July 20, 1969 – [4:17 pm EDT] Apollo 11 becomes the first manned spacecraft to land on the moon.
Neil Armstrong (commander), Buzz Aldrin (lunar module pilot) and Michael Collins(command module pilot) were the crew.
The Apollo 11 spacecraft consisted of the command module, Columbia, and the lunar module, Eagle.
The first successful moon landing was broadcast on live TV to a worldwide audience and effectively ended the Space Race between America and the USSR. Armstrong and Aldrin landed the lunar module Eagle in the Sea of Tranquility. They were on the surface of the moon for around 21.5 hours
At my newspaper office in Linz it was just after 10 P.M. on this muggy Sunday in July. In the large conference room you could have heard a feather drop. Nobody dared light a lighter, beer bottles were set down on the table with the same quiet care a newborn would have deserved. The only noise came from the five television monitors and the TELEX machines in the next room. Every editor was present and despite the heat we all wore our best ties and coats. We were totally mesmerized by what was happening some 240,000 miles from where we sat: The lunar lander Eagle was about to touch down on the surface of the moon. We had senior editors who had covered the evacuation of concentration camps, had seen world leaders assassinated and were normally too jaded to lift an eyebrow when an aircraft disaster was reported to get off their chairs to fetch the yellow TELEX message. But on this night for some reason every person present seemed to recognize that we were in the presence of something so extraordinary, so truly earth shattering that it almost took our collective breaths away. And then, one by one we all stood in total silence until we heard the famous first words by Neil Armstrong, "The Eagle has landed".
The Eagle has landed: The mission's lunar module, named the Eagle, is pictured on the surface of the moon on the historic day when US astronauts became the first to set foot on the moon in July 1969. The it was named Eagle after the national bird of the United States, the bald eagle

Our Editor-in-Chief Dr. Hermann Polz broke the silence: "We have until tomorrow afternoon to put this paper together, so we might as well enjoy the night, TV and radio will have their time with this first but we have the opportunity to celebrate this event in print if they take off successfully and are on their way home. And now the bar is open".
Needless to say, we all partook but we were never far away from the TV screens and almost every member of the editorial staff from all segments, be it culture or sports, local and foreign politics, science and the children's' section remained. Even our 76 year old garden editor, a respected grandmother of eight was seen with a jug of port wine. We were part of something that transcended age and seniority, smoothed out petty past squabbles or inter office jealousies. We were one group of dedicated friends, welded together forever by having been part of something extraordinary. In all my years in Newsrooms in three continents I have never felt something like this again and to this day I am grateful of this opportunity.

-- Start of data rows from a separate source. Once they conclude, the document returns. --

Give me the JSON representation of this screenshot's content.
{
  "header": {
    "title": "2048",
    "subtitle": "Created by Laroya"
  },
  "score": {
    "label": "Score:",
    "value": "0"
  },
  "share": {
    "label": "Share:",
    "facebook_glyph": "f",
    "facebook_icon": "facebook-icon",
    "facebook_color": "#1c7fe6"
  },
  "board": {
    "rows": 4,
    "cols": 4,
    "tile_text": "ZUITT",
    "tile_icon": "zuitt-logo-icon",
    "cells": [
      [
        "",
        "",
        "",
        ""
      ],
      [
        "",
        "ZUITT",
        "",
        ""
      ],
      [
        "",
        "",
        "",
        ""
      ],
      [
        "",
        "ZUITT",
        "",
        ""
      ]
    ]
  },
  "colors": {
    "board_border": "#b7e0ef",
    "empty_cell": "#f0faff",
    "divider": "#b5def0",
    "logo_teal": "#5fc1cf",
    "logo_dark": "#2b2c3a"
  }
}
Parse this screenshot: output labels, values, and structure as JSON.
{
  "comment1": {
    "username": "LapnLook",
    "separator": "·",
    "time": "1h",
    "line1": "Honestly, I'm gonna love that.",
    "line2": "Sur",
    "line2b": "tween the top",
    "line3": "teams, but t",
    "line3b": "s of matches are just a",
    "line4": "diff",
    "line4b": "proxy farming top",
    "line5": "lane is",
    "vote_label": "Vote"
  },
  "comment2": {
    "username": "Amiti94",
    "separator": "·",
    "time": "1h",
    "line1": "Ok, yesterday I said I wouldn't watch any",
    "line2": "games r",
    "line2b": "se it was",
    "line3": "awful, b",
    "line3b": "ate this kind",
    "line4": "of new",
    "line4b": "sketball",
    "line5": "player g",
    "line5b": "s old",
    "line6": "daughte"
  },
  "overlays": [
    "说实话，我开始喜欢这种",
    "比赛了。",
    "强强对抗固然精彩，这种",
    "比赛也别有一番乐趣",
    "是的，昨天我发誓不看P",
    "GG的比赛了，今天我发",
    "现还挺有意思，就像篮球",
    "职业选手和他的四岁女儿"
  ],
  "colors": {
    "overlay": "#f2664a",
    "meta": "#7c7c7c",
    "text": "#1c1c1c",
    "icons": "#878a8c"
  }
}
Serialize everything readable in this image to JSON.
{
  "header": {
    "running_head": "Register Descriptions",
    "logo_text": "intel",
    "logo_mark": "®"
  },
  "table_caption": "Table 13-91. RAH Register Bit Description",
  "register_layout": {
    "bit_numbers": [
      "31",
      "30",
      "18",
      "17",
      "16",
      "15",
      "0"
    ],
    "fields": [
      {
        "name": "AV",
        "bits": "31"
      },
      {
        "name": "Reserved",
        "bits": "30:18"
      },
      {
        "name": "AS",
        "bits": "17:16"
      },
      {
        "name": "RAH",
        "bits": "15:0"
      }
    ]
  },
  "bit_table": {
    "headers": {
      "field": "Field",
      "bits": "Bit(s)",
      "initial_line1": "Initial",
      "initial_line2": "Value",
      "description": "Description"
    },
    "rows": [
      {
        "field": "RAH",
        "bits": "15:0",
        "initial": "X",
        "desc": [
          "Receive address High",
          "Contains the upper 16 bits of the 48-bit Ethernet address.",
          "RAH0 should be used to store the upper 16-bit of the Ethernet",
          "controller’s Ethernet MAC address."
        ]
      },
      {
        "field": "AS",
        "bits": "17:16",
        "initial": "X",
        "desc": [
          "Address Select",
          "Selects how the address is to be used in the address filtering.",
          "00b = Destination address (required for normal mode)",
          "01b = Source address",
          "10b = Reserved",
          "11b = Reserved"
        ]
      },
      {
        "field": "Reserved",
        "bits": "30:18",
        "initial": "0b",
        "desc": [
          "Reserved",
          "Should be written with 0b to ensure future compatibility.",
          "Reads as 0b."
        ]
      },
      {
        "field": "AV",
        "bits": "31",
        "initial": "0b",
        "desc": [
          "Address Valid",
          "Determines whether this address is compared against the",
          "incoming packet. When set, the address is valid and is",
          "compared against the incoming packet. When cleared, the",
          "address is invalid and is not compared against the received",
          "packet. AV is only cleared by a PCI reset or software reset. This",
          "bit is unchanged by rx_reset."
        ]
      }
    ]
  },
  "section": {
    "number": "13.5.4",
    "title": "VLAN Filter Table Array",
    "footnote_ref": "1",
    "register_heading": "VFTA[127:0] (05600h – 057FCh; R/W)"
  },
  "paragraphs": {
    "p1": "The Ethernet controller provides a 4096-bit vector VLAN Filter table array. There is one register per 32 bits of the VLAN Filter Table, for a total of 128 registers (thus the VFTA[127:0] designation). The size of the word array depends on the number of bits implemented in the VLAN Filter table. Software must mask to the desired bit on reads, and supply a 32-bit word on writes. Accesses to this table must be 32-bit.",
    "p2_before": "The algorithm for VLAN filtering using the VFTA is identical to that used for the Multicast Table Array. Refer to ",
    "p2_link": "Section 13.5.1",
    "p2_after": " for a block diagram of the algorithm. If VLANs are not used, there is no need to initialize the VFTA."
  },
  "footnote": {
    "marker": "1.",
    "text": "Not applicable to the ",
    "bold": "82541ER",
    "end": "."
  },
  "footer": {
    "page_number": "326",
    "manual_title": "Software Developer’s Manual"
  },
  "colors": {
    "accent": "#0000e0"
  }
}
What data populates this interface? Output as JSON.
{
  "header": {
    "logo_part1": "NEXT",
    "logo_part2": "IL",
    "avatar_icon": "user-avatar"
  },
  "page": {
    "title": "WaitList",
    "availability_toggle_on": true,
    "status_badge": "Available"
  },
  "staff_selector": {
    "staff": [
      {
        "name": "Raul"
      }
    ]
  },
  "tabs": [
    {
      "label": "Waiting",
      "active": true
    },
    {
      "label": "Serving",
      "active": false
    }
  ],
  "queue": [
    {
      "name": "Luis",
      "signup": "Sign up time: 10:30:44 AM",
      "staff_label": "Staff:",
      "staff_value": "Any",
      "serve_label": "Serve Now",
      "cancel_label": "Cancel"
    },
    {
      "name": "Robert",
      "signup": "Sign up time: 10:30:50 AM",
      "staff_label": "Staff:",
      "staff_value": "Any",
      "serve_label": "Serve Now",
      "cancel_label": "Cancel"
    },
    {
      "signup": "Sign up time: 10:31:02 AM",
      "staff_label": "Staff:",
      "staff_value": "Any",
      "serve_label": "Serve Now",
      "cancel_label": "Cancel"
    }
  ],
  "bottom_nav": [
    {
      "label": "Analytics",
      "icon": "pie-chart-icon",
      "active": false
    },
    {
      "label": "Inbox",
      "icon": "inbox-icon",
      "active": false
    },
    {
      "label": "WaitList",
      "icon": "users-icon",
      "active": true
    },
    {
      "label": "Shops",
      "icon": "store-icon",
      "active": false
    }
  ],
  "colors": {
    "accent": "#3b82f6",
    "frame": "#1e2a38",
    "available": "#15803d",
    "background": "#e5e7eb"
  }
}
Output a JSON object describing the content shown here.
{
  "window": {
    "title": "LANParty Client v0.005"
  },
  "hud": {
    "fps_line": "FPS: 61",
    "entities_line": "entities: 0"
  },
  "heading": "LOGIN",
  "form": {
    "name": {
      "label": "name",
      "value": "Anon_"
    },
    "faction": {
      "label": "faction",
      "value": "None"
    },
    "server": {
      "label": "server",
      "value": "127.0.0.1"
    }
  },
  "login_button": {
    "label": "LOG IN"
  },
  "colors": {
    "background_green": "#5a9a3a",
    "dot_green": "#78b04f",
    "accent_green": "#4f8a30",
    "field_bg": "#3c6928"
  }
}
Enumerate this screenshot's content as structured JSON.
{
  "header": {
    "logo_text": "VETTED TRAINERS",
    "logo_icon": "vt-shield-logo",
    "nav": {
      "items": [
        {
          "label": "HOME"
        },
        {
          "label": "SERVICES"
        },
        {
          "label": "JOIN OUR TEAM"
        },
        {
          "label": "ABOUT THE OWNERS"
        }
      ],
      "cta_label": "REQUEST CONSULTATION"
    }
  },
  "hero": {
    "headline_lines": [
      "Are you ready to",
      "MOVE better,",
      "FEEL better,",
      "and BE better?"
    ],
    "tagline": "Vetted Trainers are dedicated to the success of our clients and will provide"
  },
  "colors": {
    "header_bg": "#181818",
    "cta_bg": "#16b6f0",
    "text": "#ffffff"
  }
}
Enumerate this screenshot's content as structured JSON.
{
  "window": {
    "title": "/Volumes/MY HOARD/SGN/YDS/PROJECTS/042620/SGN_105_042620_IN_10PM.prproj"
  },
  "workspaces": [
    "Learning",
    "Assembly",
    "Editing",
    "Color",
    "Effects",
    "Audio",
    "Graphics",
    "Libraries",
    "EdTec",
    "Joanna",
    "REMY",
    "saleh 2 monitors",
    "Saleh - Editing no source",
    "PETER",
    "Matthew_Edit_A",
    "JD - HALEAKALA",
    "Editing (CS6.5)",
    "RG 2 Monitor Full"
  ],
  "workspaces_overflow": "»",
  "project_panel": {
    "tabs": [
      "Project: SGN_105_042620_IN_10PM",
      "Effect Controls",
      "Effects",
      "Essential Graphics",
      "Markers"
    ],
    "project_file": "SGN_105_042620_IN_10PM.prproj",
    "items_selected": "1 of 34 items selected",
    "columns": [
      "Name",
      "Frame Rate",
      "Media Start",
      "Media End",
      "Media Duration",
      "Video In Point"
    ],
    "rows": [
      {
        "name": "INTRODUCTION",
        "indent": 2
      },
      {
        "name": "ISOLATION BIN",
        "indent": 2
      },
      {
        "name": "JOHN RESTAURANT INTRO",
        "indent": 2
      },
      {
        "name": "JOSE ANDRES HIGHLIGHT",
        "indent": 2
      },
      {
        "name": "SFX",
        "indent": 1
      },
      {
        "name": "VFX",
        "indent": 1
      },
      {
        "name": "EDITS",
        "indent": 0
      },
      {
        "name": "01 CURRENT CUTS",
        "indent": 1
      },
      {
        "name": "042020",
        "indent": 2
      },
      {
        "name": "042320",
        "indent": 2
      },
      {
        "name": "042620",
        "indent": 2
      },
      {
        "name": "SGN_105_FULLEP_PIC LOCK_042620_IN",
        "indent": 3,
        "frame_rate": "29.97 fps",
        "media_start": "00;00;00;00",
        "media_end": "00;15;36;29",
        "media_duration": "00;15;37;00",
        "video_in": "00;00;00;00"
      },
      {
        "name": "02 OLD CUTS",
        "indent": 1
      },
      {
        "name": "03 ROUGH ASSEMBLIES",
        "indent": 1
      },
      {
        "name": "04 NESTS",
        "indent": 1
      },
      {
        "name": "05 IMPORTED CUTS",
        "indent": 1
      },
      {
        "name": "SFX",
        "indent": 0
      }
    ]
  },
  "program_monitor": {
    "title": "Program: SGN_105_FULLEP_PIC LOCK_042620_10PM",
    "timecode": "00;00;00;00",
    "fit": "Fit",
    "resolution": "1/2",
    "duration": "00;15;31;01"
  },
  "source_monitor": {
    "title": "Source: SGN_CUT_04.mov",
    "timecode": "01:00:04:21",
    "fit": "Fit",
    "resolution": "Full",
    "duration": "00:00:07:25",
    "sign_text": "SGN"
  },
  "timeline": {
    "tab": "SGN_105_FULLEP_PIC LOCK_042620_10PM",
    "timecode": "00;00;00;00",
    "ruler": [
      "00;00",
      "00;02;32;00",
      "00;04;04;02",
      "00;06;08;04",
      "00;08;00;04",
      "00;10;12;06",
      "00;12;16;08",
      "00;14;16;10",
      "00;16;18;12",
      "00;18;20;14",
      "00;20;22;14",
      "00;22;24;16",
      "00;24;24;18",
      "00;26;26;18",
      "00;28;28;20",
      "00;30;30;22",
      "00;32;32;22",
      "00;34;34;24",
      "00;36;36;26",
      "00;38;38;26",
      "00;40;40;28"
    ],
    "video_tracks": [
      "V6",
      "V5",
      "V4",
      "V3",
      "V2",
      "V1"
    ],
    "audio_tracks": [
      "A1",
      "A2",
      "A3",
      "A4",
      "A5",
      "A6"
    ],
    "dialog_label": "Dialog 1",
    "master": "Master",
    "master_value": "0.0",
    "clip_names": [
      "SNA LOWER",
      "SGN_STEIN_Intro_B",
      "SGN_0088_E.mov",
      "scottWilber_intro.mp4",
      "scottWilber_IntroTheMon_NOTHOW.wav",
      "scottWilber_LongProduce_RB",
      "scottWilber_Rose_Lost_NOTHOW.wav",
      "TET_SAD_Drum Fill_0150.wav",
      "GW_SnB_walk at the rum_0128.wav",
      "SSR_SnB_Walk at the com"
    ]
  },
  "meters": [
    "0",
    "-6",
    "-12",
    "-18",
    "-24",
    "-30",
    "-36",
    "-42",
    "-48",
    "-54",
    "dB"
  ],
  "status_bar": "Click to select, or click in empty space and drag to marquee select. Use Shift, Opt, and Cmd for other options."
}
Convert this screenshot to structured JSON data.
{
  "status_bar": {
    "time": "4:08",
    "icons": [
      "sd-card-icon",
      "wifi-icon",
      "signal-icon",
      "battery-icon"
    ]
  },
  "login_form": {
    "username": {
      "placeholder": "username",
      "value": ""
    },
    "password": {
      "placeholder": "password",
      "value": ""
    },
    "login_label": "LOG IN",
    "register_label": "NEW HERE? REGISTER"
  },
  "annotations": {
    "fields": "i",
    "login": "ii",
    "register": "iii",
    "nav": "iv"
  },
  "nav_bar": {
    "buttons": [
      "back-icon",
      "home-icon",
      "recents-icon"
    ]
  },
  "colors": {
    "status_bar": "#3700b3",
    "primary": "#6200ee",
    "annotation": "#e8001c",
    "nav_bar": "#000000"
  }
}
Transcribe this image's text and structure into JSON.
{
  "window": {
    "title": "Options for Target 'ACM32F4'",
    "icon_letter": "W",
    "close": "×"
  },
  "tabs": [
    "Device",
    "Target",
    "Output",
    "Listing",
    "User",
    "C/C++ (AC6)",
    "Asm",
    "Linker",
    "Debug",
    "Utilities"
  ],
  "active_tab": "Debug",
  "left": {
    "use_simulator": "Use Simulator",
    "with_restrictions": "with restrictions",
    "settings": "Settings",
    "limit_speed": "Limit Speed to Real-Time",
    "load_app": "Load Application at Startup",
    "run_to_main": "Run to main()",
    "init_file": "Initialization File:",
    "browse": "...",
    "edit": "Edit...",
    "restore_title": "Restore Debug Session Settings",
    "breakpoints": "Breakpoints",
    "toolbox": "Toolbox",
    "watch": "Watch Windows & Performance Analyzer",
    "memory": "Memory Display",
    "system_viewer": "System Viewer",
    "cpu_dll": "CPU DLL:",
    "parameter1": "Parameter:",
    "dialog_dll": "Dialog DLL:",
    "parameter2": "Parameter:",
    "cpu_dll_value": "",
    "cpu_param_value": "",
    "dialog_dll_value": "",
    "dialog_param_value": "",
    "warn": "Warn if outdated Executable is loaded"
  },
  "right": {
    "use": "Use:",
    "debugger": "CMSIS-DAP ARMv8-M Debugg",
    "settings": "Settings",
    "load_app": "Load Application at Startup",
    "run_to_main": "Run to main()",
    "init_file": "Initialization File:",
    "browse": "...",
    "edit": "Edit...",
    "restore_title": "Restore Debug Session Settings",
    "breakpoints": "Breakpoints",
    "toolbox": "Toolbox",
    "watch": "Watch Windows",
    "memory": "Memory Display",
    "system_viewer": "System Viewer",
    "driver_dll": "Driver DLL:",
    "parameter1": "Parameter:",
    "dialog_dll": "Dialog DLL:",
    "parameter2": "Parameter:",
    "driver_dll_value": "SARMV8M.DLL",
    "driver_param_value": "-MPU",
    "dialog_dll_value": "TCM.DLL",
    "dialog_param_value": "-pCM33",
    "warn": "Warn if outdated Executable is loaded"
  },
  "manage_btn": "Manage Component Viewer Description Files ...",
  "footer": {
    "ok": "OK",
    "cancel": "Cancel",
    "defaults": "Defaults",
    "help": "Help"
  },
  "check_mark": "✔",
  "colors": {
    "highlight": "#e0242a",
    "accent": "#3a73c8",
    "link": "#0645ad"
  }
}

Space Shuttle Challenger seconds before she exploded

The only other space event that has left a similar feeling of awe and impotence was on my (Catholic) name day, Jan. 28, 1986. I was typing up a story about a boring town hall meeting in the office of the Norwich Bulletin in Connecticut, when someone in the newsroom yelled "Challenger has exploded". We all congregated around the TV and watched with incredulity as the people in mission control in Houston were grappling with events just a few minutes after the launch. Challenger had flown just over 70 seconds and the smoke was just clearing on the launch pad.
Well, no reason for a history lesion. We all remember this and the tragedy of the Columbia which was the death knell for the shuttle program just as the Paris crash of the Concorde on July 25 2000 ended this program after 40 years.

Related image
Concorde on fire right after takeoff

I admired the Concorde more than any other craft I had seen or experienced in my flying years I had the opportunity to fly on her twice, courtesy of Air France which was generous in allowing returning pilots to "dead-head" back to New York if a seat was available. The pilots even let us see the cockpit which was smaller and more cramped than any of the machines I flew. Yet, it was an old fashioned aircraft in other ways - the instrumentation was analog just like in my planes, everything was laid out elegantly and I believe that any one of us senior pilots could have flown her with minimal training. The select crew that worked the Concorde even did not get paid any more than the pilots who flew the Airbus series. Like most tales in aviation, most is the result of over active imagination by people outside of the industry. Very few pilots ever dated any of our pretty flight attendants, we held no mystery for then, we were just co-workers even if we got paid a little better. There were no secret dalliances just a lot of good friendships some of which lasted a lifetime...

Image result for stewardess clipart

Enough reminiscing for today

Thank you for reading the ramblings of an old guy. I'll try to make it more interesting tomorrow.